Villa Paula was built in 1926 and served as the Cuban consulate. The mansion was named after the wife of the Cuban consulate, Paula Millord. The mansion is located in the neighborhood now known as "Little Haiti" and continues to serve as a reminder of the rich history of the area and the international communities that have called this section of Miami their home over the past century. The historic home is now the location of a museum and art gallery that includes works by Florida artists as well as masters from Renoir to Picasso .


  • This former Cuban consulate was built in 1926 and now serves as the home of an art museum.
    This former Cuban consulate was built in 1926 and now serves as the home of an art museum.

Villa Paula was built in 1926 and named after Paula Millord, the wife of the Cuban consulate, Domingo Millord.  The materials used to build the magnificent building were imported from Cuba, as were many of the workers who built the mansion using Spanish and Cuban building techniques. The home was designed by Cuban architect C. Freira and features 18-foot high ceilings and ten rooms.
  
Mrs. Millord died a few years after moving into the mansion from complications after a leg amputation. Upon Mrs. Millord's death, Villa Paula was no longer used for Cuban governmental business.  Muriel Reardon purchased the home upon Millord's death and lived in the mansion until her death in 1960.  The property changed hands several times throughout the 1960s and early 1970s until it was purchased by Cliff Ensor in 1974. Ensor refurbished the house and reversed years of neglect. At the time, vandals had destroyed the beautiful stained glass windows and sprayed graffiti over the walls. Ensor also employed gardners and landscapers to restore the mansion's gardens which had not been tended to in many years.
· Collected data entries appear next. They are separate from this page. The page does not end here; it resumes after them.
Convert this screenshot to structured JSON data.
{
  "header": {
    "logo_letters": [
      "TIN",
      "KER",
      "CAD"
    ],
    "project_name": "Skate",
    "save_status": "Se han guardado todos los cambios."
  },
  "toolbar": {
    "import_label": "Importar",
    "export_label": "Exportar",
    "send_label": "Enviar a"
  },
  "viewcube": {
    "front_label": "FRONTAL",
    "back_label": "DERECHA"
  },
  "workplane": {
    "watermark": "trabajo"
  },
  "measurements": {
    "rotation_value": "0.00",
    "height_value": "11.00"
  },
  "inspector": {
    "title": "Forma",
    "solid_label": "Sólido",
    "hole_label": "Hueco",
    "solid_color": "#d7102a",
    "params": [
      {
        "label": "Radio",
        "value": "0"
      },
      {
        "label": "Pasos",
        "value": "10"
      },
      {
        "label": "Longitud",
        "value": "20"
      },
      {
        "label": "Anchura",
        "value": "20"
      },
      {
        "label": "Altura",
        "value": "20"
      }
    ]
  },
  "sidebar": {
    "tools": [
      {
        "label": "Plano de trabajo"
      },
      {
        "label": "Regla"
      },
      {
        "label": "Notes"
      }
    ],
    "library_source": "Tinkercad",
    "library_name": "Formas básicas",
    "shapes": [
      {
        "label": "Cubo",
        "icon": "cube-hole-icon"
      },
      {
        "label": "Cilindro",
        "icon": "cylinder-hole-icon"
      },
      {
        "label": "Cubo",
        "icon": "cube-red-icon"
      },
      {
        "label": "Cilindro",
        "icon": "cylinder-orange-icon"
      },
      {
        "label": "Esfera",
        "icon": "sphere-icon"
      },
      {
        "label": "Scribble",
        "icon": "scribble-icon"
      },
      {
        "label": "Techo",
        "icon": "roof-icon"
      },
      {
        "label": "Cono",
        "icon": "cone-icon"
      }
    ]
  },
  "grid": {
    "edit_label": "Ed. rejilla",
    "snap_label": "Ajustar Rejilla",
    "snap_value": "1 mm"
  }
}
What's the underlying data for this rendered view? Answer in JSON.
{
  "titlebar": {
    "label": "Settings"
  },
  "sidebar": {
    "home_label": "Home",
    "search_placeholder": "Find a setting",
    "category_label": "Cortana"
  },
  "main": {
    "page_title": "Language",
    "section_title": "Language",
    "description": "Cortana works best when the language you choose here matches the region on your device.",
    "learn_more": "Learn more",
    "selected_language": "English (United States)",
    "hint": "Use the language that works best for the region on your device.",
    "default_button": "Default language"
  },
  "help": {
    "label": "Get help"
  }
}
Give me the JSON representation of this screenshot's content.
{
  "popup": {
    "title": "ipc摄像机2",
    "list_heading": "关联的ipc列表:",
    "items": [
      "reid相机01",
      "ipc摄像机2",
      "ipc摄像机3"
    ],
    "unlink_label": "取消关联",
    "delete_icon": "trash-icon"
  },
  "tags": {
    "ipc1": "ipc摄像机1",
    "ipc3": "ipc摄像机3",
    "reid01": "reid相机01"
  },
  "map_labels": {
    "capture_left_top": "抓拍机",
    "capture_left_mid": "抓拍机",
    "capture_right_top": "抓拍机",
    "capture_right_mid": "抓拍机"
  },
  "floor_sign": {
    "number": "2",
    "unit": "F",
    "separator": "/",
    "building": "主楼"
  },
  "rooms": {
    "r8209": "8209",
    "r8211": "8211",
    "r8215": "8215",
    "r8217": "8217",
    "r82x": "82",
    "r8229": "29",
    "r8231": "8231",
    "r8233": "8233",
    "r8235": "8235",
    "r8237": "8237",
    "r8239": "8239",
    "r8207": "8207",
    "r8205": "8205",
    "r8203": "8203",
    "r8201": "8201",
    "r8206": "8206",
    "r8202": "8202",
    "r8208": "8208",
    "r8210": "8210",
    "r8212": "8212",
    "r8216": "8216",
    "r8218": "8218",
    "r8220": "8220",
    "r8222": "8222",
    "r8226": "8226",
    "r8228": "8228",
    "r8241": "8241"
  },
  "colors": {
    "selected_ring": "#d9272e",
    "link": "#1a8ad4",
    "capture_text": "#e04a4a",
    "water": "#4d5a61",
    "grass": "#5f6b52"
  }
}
Ensor recorded experiencing many unusual occurrences that he could not explain, such as loud thuds that sounded like footsteps, apparitions of a one legged lady, piano music, and the falling of a chandelier. Believing that the property might be cursed or haunted, Ensor hired a self-described "psychic medium" who reported that the "spirit of Paula" inhabited the building and loved to play the piano. The psychic also explained the death of Ensor's three cats by claiming that Paula Millord hated cats. 

The city of Miami included the structure in their list of designated historic landmarks in 1983. Ensor sold the house at auction in 1985, but the winning bidder immediately backed out of the deal after he learned of its alleged haunted nature. The property sat empty for many years until it was restored and put to use as an art museum and gallery.